Harland and Wolff staff lock themselves inside shipyard after it is put up for sale

Harland & Wolff

Workers at Harland and Wolff shipyard locked the gates yesterday and called on Boris Johnson to nationalise the site amid fears over its future.

Protesters at the site in Belfast said that they would refuse to reopen the gates until their jobs were guaranteed. Harland and Wolff, which has about 130 staff and specialises in marine and energy engineering, was put up for sale by Dolphin Drilling, its Norwegian parent company, which filed for bankruptcy last month.

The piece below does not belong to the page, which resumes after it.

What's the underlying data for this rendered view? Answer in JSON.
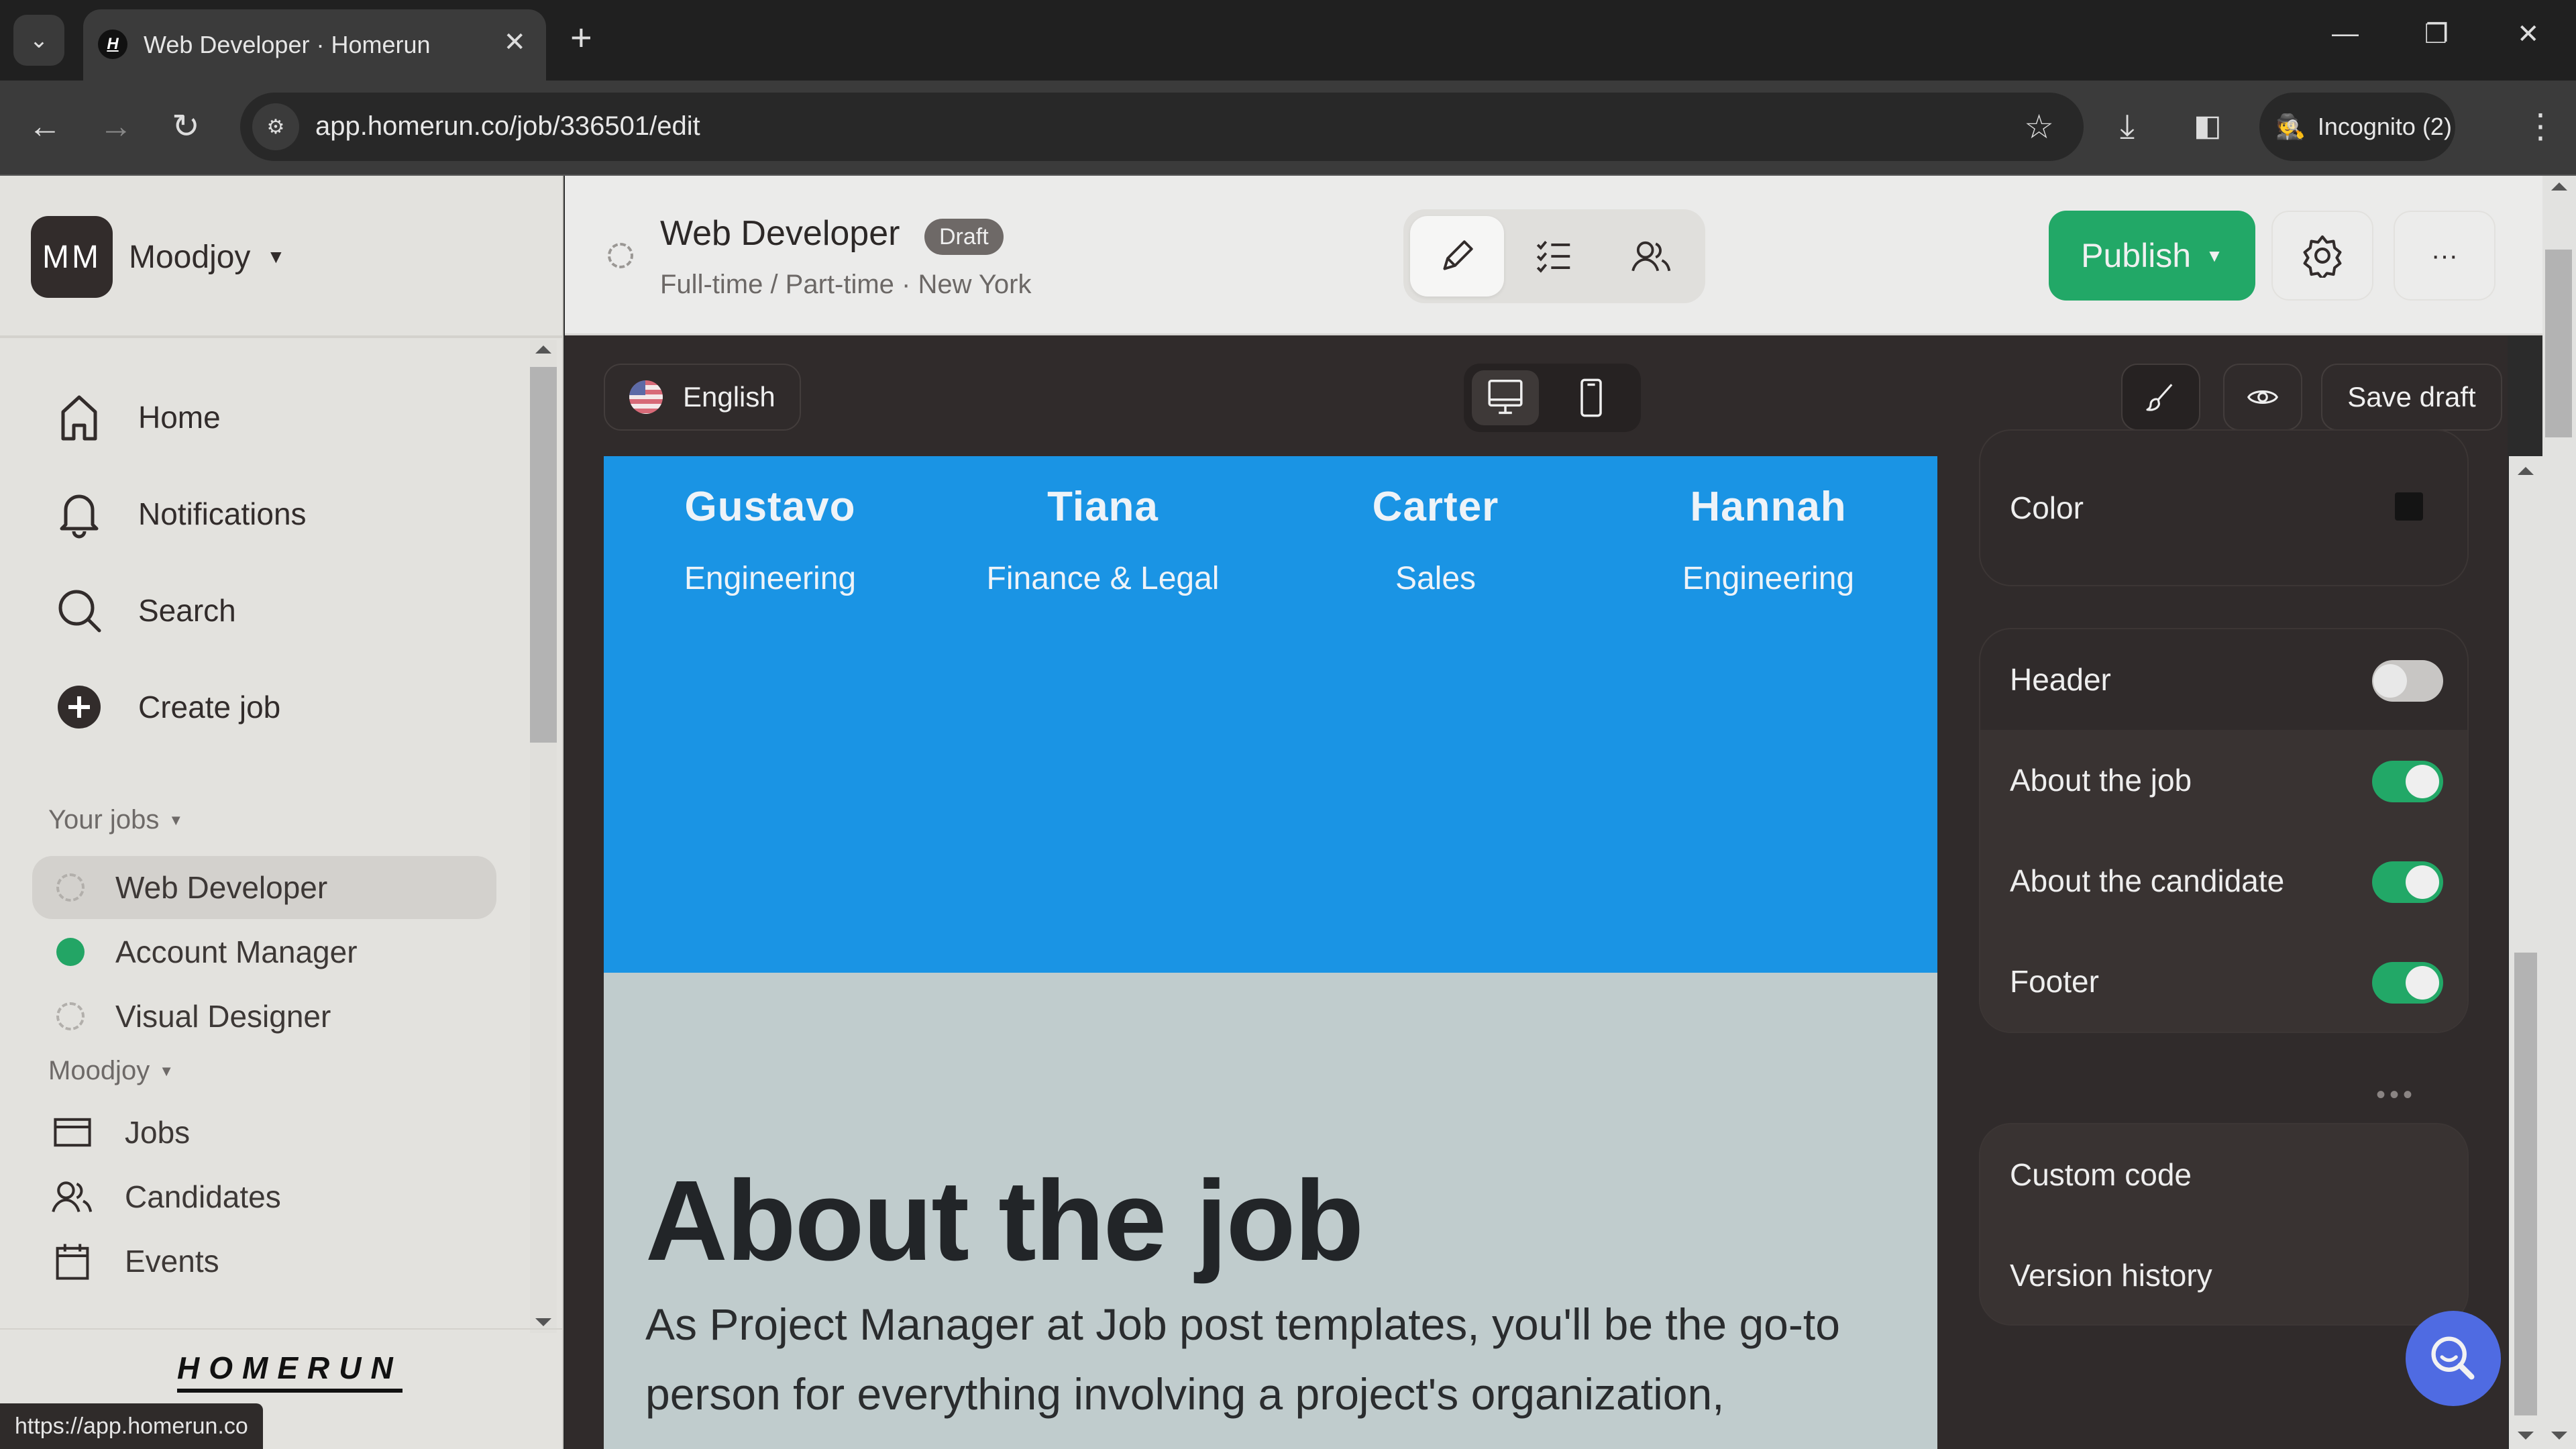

Trade union leaders have called on the prime minister to intervene, urging Boris Johnson to help to save the yard by taking it into public hands. Susan Fitzgerald, the regional co-ordinating officer for the Unite union, said: “Mr Johnson will this week make his first visit to Northern Ireland as PM, and Unite is again calling on his government to nationalise Harland and Wolff.”

The shipyard had tens of thousands of staff when it was a hive of production a century ago. It was the site of the Titanic’s construction.

Joe Passmore, a steelworker, told BBC News: “It was always assumed the management and politicians would come up with a plan but so far they’ve failed, but we aren’t prepared to see this place fail when we know it can be viable and vibrant.”